Let us suppose that applicants for jobs at the bank with the qualifications to be bank managers are uncommonly thick on the ground.  Will the Personnel Office respond by converting all the bank clerk jobs into bank manager jobs with appropriate adjustments in salary and benefits?  Of course not.  Each bank branch, we may suppose, has been determined by senior management to need one bank manager, and once that position is filled, no one else hired at that branch will be offered a managership.

"Ah," you will respond, "but the presence of a superfluity of qualified potential bank managers will cause the bank's senior directors to shift to a new form of bank organization in which there are many fewer bank clerks and many more bank managers."  That, after all, is the implicit lesson of neo-classical economic theories about production functions and elasticities of substitution.  Now there is no doubt that some changes in the organization of production are, over time, introduced in response to the improved educational and other credentials of workers in the labor force.  But these changes, which are an on-going feature of an advanced industrial or post-industrial economy, do not have the macroeconomic effect one might imagine.

Taking a long view is instructive.  Over the past century, there has been a dramatic increase in the acquisition of formal educational credentials in the United States.  When my father was a teenager, back on 1914, relatively few young men and even fewer young women graduated from high school.  Only a tiny handful went on to college.  By the time I was fourteen, in 1948, half of young adults had high school degrees and five to six percent had four year college degrees.  Today, more than eighty percent of adult Americans have high school degrees and roughly thirty percent have four year college degrees.  And yet, during that century of educational progress, the shape of the income pyramid has hardly altered.  To be sure, the nation as a whole is much wealthier, but the inequality of distribution is basically the same.  The principal differences are first, that the richest of the rich are collecting a much larger share of what there is, and those at the very bottom [i.e., the last decile, or lowest tenth] are actually getting a smaller share of the national income than they were a century ago.  [I was first made aware of this astonishing fact by reading Gabriel Kolko's first book, Wealth and Power in America.]
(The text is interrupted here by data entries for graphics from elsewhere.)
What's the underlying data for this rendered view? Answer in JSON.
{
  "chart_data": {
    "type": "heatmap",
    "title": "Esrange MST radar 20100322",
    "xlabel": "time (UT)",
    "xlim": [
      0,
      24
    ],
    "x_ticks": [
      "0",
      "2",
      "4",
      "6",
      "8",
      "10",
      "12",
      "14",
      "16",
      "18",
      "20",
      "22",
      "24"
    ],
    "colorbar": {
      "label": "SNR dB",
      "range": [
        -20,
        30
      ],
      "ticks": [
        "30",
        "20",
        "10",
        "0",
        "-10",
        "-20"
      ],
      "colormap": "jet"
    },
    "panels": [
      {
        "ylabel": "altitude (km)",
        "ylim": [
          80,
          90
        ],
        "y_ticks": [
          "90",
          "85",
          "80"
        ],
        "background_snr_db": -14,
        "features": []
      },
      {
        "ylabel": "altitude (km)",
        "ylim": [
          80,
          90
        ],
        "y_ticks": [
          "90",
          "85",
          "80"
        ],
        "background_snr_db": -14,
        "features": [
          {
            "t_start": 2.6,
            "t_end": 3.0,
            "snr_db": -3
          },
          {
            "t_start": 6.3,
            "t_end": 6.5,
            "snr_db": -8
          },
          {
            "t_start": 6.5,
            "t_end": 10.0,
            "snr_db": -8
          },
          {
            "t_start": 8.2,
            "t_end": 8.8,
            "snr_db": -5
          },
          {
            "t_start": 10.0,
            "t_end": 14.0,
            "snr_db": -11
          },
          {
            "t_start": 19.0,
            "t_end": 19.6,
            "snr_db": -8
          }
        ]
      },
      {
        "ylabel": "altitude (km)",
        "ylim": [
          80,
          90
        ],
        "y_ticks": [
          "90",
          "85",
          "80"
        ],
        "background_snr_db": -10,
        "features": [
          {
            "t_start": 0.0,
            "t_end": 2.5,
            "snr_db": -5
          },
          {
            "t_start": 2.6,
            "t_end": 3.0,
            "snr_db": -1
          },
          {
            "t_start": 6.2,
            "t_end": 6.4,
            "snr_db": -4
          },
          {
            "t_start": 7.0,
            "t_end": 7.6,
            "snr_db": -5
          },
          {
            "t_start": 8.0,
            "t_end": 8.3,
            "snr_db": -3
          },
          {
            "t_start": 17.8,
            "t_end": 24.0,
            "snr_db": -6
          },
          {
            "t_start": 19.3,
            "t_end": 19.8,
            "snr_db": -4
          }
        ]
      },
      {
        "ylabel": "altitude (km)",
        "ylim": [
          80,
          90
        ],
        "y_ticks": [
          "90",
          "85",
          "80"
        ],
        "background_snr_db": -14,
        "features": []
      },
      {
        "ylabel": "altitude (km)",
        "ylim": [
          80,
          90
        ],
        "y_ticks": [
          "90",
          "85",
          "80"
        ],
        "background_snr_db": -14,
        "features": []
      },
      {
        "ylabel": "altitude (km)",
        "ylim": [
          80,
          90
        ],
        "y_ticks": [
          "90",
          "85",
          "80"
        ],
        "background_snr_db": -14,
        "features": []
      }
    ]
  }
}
Stop and think for a moment just how astonishing this fact is.  In the past century, America has gone from an expanding industrial economy with a very large agricultural sector to an industrial economy with a small agricultural sector and a nascent service sector to a post-industrial economy with a very large service sector, a shrinking industrial sector, and a miniscule agricultural sector.  During that time, formal educational credentials beyond elementary school have gone from being very rare indeed to being almost universal, and college degrees, once the proud boast of a tiny fraction of the adult population, are now the possession of almost one third of adults.  And yet, the basic shape of the income distribution among the ten deciles of the population has, if anything, grown somewhat more unequal.

Clearly, this is not at all what popular discussions of income inequality would lead us to expect.  Again and again and again, everyone who talks about income inequality says that the secret of bringing everyone into the "middle class" is more education.  But that can only be true if the presence of a more highly educated workforce leads to a shift in the organization of work that features a higher percentage of high-wage jobs and a lower percentage of low-wage jobs.  And for one hundred years, that shift has not been taking place.

What in fact would result in the substitution of higher for lower wage jobs in America?  Let us talk about that tomorrow.